Al igual que cientos de miles de trabajadores tecnológicos en Taiwán, James Chen solía creer que pasaría toda su carrera en el Parque Científico de Hsinchu, uno de los centros más importantes del mundo para la fabricación de semiconductores y el hogar de más de 400 empresas.

Pero ahora, al comenzar su sexto año trabajando para una compañía china en la provincia de Guangdong, en el continente, Chen dijo que no tenía planes de regresar a la isla, a pesar de que la competencia estratégica entre Pekín y Washington en una amplia gama de temas, incluida la tecnología, se había vuelto cada vez más intensa.

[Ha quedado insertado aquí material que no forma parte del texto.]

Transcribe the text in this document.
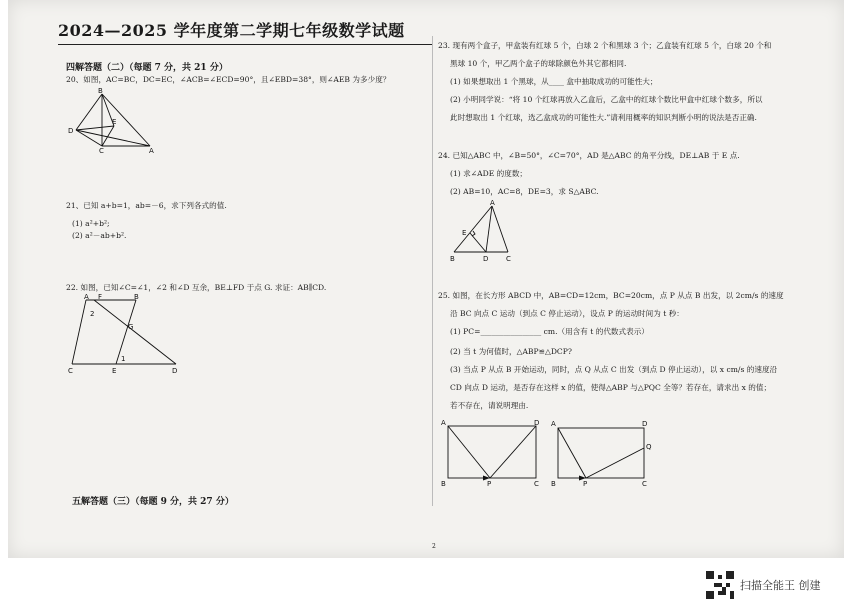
2024—2025 学年度第二学期七年级数学试题
四解答题（二）（每题 7 分，共 21 分）
20、如图，AC=BC，DC=EC，∠ACB=∠ECD=90°，且∠EBD=38°，则∠AEB 为多少度？
B
D
E
C	A
21、已知 a+b=1，ab=－6，求下列各式的值.
(1) a²+b²;
(2) a²－ab+b².
22. 如图，已知∠C=∠1，∠2 和∠D 互余，BE⊥FD 于点 G. 求证：AB∥CD.
A F	B
2
G
1
C	E	D
五解答题（三）（每题 9 分，共 27 分）
23. 现有两个盒子，甲盒装有红球 5 个，白球 2 个和黑球 3 个；乙盒装有红球 5 个，白球 20 个和
黑球 10 个，甲乙两个盒子的球除颜色外其它都相同.
(1) 如果想取出 1 个黑球，从____ 盒中抽取成功的可能性大；
(2) 小明同学说：“将 10 个红球再放入乙盒后，乙盒中的红球个数比甲盒中红球个数多，所以
此时想取出 1 个红球，选乙盒成功的可能性大.”请利用概率的知识判断小明的说法是否正确.
24. 已知△ABC 中，∠B=50°，∠C=70°，AD 是△ABC 的角平分线，DE⊥AB 于 E 点.
(1) 求∠ADE 的度数；
(2) AB=10，AC=8，DE=3，求 S△ABC.
A
E
B	D	C
25. 如图，在长方形 ABCD 中，AB=CD=12cm，BC=20cm，点 P 从点 B 出发，以 2cm/s 的速度
沿 BC 向点 C 运动（到点 C 停止运动），设点 P 的运动时间为 t 秒：
(1) PC=________________ cm.（用含有 t 的代数式表示）
(2) 当 t 为何值时，△ABP≌△DCP?
(3) 当点 P 从点 B 开始运动，同时，点 Q 从点 C 出发（到点 D 停止运动），以 x cm/s 的速度沿
CD 向点 D 运动，是否存在这样 x 的值，使得△ABP 与△PQC 全等？若存在，请求出 x 的值；
若不存在，请说明理由.
A	D
B	P	C
A	D
Q
B	P	C
2
扫描全能王 创建
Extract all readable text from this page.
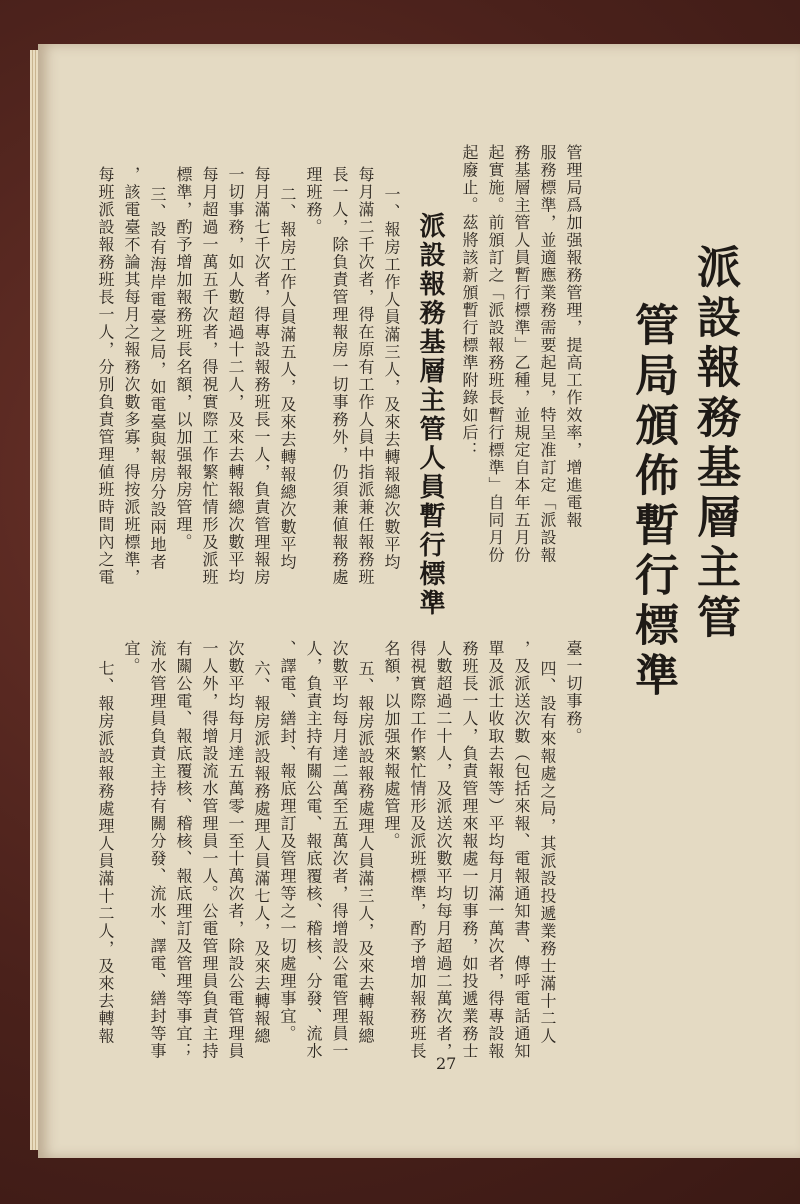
派設報務基層主管
管局頒佈暫行標準
管理局爲加强報務管理，提高工作效率，增進電報
服務標準，並適應業務需要起見，特呈准訂定「派設報
務基層主管人員暫行標準」乙種，並規定自本年五月份
起實施。前頒訂之「派設報務班長暫行標準」自同月份
起廢止。茲將該新頒暫行標準附錄如后：
派設報務基層主管人員暫行標準
一、報房工作人員滿三人，及來去轉報總次數平均
每月滿二千次者，得在原有工作人員中指派兼任報務班
長一人，除負責管理報房一切事務外，仍須兼値報務處
理班務。
二、報房工作人員滿五人，及來去轉報總次數平均
每月滿七千次者，得專設報務班長一人，負責管理報房
一切事務，如人數超過十二人，及來去轉報總次數平均
每月超過一萬五千次者，得視實際工作繁忙情形及派班
標準，酌予增加報務班長名額，以加强報房管理。
三、設有海岸電臺之局，如電臺與報房分設兩地者
，該電臺不論其每月之報務次數多寡，得按派班標準，
每班派設報務班長一人，分別負責管理値班時間內之電
臺一切事務。
四、設有來報處之局，其派設投遞業務士滿十二人
，及派送次數（包括來報、電報通知書、傳呼電話通知
單及派士收取去報等）平均每月滿一萬次者，得專設報
務班長一人，負責管理來報處一切事務，如投遞業務士
人數超過二十人，及派送次數平均每月超過二萬次者，
得視實際工作繁忙情形及派班標準，酌予增加報務班長
名額，以加强來報處管理。
五、報房派設報務處理人員滿三人，及來去轉報總
次數平均每月達二萬至五萬次者，得增設公電管理員一
人，負責主持有關公電、報底覆核、稽核、分發、流水
、譯電、繕封、報底理訂及管理等之一切處理事宜。
六、報房派設報務處理人員滿七人，及來去轉報總
次數平均每月達五萬零一至十萬次者，除設公電管理員
一人外，得增設流水管理員一人。公電管理員負責主持
有關公電、報底覆核、稽核、報底理訂及管理等事宜；
流水管理員負責主持有關分發、流水、譯電、繕封等事
宜。
七、報房派設報務處理人員滿十二人，及來去轉報
27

Ha aumentado la preocupación de que la guerra comercial de un año con EE.UU., así como la amenaza de Washington de prohibir a los proveedores estadounidenses la venta de chips sofisticados a Huawei, el gigante chino de equipos de telecomunicaciones, por razones de seguridad nacional, obstaculizaría la ambiciosa inversión del país en instalaciones y talento para la fabricación de chips.

El sábado, en la reunión del G20 en Japón, el presidente de Estados Unidos, Donald Trump, dijo que permitiría a Huawei comprar productos estadounidenses. Sin embargo, muchos observadores temen que la rivalidad con los Estados Unidos haya retrasado el objetivo de Pekín de obtener el 40% de todos los chips utilizados por la industria para 2020, y el 70% para 2025 en el marco del plan Made in China 2025.

El Parque Científico de Hsinchu en Taiwán es un centro mundial para la fabricación de semiconductores.

Chen, un veterano ingeniero de los principales fabricantes de chips de Taiwán que ahora está a cargo de crear su propio equipo para la empresa, dijo que su decisión de no regresar a la isla no fue difícil.

“Hay más espacio para crecer y mucho más para anticiparse a la tierra firme”, dijo Hsinchu, de 41 años de edad. “En Taiwán, el mercado ha sido ocupado por grandes empresas por lo que la plataforma de crecimiento podría ser relativamente pequeña.”

La construcción de la industria de chips de China será un maratón de 10 años de alto costo
No hay cifras oficiales sobre cuántos taiwaneses trabajan en empresas de tecnología en el continente, pero una estadística ampliamente citada indica que alrededor del 9% de la población de la isla, es decir, 2 millones de personas -incluidos empresarios, gerentes, estudiantes y sus familias- viven en el continente.

“Moverse hacia el oeste” no es un fenómeno nuevo para los trabajadores de la tecnología de Taiwán, pero los observadores industriales dijeron que la tendencia se ha hecho más pronunciada en los últimos años. Pekín ha intensificado sus esfuerzos para atraer a personas cualificadas como Chen como parte de sus esfuerzos por reducir la dependencia del país de las empresas extranjeras, en particular de los semiconductores que alimentan todo tipo de dispositivos, desde teléfonos inteligentes hasta satélites militares.

El progreso de la producción de chips en el continente es en gran medida el resultado de la asociación con empresas de Taiwán, uno de los principales actores de la industria. Lo que hace que la relación sea incómoda, por supuesto, es que Taiwán es una isla democrática y autogestionada, pero Pekín la considera una provincia caprichosa sujeta a una eventual unificación, por la fuerza si es necesario.